There are considerable benefits in using soft x-ray microbeams for both mechanistic and risk estimation end-points. The higher spatial resolution achievable with modern state-of-the-art x-ray optics elements combined with the localized damage produced by the absorption of low energy photons (~1 keV) represents a unique tool to investigate the radio-sensitivity of sub-cellular and eventually sub-nuclear targets. Also, since low-energy x rays undergo very little scattering, by using x rays with an energy of ~5 keV it will be possible to irradiate with micrometre precision individual cells and/or parts of cells up to a few hundred micrometres deep inside a tissue sample in order to investigate the relevance of effects such as the bystander effect in 3-D structured cell systems.

==Microbeam experiments==
RARAF is also a user facility for biologists interested in performing microbeam studies. The prominent theme of research undertaken using the RARAF microbeam is damage signal transduction, both within cells and between cells, which is of interest due in part to the discovery of the radiation-induced bystander effect. Early inter-cellular signal transduction studies were done with cells plated in 2D monolayers. More recently due to the significance of the extracellular environment and technological developments, studies involving 3D tissue systems, including living organisms, have become more common.
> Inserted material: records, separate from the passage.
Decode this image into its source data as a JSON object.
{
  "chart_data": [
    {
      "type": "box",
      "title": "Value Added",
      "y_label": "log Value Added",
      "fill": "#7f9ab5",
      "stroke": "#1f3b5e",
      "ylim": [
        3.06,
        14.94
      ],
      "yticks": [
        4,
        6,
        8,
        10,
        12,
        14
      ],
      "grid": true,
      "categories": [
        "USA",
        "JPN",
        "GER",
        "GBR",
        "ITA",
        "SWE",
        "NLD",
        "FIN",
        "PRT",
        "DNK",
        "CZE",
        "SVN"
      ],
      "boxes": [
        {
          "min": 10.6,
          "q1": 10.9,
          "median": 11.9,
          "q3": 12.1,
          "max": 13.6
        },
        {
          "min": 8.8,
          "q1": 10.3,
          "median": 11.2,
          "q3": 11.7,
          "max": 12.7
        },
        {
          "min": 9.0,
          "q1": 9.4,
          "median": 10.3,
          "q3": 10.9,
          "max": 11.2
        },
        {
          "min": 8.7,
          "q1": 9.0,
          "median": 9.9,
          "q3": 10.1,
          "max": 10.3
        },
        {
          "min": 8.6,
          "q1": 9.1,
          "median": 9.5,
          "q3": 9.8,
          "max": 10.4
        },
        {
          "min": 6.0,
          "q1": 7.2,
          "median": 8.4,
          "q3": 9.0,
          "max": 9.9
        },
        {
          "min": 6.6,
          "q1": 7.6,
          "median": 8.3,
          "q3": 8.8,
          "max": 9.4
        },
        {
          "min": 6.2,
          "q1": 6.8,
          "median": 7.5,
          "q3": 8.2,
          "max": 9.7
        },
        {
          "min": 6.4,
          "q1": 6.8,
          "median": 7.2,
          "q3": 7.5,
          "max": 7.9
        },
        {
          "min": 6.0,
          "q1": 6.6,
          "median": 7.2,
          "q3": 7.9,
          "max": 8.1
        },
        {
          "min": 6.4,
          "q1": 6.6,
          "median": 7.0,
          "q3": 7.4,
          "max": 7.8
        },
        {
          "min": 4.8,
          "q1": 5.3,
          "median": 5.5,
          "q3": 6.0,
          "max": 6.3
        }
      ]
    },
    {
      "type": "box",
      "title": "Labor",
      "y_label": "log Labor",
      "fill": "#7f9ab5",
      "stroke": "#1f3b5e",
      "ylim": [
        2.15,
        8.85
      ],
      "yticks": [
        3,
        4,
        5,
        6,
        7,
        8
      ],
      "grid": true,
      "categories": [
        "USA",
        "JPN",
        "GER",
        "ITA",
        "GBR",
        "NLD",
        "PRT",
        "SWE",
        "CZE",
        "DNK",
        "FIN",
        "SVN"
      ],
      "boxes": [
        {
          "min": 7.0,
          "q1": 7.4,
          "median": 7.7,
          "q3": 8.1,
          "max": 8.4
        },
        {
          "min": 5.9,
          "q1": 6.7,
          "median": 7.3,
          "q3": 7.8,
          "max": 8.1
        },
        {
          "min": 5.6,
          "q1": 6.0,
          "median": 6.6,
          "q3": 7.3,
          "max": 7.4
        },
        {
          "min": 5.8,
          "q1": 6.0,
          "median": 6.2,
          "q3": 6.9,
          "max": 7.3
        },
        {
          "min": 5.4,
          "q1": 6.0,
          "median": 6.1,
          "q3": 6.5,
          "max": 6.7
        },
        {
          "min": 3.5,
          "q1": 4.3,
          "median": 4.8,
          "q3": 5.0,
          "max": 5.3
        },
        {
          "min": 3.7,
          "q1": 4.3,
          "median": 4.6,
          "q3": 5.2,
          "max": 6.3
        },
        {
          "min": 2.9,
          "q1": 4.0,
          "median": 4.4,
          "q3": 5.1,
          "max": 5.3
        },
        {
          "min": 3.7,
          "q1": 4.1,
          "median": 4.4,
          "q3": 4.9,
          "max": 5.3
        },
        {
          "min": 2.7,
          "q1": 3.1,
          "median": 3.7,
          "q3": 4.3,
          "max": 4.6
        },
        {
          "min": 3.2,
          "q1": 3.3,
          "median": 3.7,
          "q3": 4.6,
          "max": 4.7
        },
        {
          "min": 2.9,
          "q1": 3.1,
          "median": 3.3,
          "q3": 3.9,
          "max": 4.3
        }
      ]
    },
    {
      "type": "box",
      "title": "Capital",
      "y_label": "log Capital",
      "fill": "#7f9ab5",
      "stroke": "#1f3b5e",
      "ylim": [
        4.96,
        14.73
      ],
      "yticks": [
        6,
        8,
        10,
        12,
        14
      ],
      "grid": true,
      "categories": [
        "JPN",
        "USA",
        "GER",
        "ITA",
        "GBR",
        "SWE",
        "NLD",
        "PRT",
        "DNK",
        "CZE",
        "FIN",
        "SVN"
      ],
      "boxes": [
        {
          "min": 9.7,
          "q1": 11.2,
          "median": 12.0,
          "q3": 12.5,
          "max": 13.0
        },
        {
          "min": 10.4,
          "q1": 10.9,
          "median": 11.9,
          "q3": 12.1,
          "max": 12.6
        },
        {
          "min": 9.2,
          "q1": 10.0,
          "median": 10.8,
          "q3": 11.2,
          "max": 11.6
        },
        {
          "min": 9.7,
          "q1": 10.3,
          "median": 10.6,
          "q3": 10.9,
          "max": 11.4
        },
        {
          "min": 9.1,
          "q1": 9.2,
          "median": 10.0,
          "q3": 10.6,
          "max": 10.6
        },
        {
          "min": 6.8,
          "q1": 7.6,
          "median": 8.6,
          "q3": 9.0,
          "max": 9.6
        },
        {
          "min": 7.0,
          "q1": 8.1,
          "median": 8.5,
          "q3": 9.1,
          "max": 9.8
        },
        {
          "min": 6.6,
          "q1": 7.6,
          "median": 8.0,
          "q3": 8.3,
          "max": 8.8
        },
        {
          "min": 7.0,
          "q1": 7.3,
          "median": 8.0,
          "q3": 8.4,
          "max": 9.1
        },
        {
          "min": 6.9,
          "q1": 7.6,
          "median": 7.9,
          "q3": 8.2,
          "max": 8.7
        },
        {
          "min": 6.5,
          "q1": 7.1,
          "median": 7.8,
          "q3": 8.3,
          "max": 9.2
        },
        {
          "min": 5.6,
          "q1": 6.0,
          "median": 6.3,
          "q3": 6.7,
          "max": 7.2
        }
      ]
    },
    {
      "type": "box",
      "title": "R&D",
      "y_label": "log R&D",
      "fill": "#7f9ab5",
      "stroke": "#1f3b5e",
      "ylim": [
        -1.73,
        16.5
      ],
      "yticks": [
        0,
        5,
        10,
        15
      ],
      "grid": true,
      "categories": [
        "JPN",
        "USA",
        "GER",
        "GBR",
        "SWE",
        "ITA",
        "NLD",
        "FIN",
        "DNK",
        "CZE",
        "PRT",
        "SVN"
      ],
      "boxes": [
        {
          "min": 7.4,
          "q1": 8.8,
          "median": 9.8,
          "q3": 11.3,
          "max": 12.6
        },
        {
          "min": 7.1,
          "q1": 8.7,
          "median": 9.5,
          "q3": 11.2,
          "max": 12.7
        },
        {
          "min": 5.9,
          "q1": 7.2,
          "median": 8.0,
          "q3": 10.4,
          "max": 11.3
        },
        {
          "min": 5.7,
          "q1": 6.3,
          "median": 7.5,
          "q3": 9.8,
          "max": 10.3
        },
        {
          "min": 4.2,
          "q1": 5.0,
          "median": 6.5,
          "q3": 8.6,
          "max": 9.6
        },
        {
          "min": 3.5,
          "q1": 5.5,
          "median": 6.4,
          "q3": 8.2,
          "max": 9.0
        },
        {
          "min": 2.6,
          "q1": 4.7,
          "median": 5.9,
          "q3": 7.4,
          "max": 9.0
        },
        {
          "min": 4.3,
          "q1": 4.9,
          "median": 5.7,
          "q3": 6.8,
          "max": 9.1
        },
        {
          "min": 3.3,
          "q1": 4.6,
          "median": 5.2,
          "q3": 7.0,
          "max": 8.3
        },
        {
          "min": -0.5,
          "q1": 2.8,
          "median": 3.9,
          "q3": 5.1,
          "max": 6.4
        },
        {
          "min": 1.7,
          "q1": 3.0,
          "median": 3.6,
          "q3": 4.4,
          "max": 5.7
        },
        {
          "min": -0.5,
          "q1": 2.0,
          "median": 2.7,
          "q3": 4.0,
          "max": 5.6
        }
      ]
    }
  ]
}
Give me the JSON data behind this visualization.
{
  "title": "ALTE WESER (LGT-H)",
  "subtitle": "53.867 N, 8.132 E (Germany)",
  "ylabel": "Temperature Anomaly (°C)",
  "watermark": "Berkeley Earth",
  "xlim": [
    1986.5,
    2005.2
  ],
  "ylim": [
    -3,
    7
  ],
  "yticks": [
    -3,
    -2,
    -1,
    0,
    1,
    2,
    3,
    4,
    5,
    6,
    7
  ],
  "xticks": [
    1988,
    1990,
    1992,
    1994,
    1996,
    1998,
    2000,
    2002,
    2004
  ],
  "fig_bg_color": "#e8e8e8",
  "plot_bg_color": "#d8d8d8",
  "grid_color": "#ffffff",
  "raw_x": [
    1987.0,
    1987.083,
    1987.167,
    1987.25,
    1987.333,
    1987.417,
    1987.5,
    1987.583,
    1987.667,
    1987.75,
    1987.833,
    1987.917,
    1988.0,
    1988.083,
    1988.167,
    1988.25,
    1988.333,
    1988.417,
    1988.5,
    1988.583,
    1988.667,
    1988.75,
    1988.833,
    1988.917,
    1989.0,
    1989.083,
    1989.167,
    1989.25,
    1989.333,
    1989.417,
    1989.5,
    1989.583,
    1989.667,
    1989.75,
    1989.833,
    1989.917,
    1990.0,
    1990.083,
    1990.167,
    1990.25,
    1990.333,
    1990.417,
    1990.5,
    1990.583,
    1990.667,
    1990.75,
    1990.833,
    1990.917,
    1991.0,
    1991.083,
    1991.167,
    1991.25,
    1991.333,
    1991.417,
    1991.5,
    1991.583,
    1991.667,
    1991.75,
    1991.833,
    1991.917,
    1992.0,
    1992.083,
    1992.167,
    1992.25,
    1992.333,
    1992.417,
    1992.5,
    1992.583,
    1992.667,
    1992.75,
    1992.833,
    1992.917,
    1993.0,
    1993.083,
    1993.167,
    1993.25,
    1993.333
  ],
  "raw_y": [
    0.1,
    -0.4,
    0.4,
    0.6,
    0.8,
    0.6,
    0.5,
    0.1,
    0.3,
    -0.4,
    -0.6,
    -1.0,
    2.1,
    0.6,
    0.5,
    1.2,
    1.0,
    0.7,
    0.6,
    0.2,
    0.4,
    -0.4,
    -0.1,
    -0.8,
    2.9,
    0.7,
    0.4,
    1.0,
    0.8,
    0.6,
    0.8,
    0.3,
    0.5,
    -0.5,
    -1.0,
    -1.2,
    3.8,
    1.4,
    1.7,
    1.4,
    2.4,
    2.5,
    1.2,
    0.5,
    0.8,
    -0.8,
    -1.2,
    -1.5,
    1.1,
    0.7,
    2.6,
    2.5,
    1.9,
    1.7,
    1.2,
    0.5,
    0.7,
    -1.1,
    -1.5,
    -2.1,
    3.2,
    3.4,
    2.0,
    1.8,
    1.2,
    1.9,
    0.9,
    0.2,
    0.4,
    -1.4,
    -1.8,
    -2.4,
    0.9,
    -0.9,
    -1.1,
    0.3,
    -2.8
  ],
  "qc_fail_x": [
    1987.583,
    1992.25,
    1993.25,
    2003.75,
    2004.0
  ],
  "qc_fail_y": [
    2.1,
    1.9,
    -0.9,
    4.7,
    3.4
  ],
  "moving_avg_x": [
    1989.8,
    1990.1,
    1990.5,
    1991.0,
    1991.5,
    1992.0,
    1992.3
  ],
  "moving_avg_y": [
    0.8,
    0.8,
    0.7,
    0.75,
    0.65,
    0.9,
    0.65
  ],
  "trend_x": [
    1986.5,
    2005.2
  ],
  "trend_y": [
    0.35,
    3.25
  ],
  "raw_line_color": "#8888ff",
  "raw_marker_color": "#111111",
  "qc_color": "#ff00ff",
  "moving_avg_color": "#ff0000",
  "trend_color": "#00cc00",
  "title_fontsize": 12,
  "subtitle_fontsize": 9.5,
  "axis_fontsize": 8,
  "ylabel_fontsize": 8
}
==Applications of Microfluidics==
RARAF is developing various microfluidic devices which add to the irradiation capabilities of the facility. The precision control and manipulation of fluids and biological materials afforded by microfluidics are ideal to interface with the microbeam. Additional microfluidic systems beyond those listed here are currently under development.

===Flow and Shoot===
The Flow and Shoot microbeam system allows for controlled transport of cells through a microfluidic channel which intersects with the point and shoot microbeam. A high speed camera allows for dynamic targeting of the flowing cells with flow rates of 1–10 mm/s, allowing for total throughput upwards of 100,000 cells per hour.

=== Optofluidic Cell Manipulation===
An optoelectronic tweezer platform has been interfaced with the RARAF microbeam. This allows precision manipulation of cell position before, during, and after irradiation.

=== Caenorhabditis elegans immobilization===
RARAF has implemented a microfluidic platform for the immobilization of Caenorhabditis elegans during microbeam irradiation. The device avoids the use of anesthetics that might interfere with normal physiological processes by capturing the C. elegans worms in tapered microfluidic channels. It is possible to target specific regions of interest within C. elegans using this technology.

==Other Technologies==
Broad beam irradiations are also possible. Particles with linear energy transfer (LET) between 10 and 200 keV/μm are available utilizing beams of protons, deuterons, helium-3, and helium-4 ions. Additionally, energetic and thermal neutrons and x rays can be used in broad beam irradiations.

==Training Scientists==
RARAF has trained scientists at all levels: high school students, undergraduates, graduate students, post docs, and senior scientists. The lab estimates that about 45 scientists have received training in microbeam physics and or biology in the past 5 years.

RARAF is an active participant in the Columbia University Research Experience for Undergraduates program.

In addition, RARAF has become a de facto training center for developers of new microbeams. A virtual microbeam training course, complete with videos and handouts, is also available online.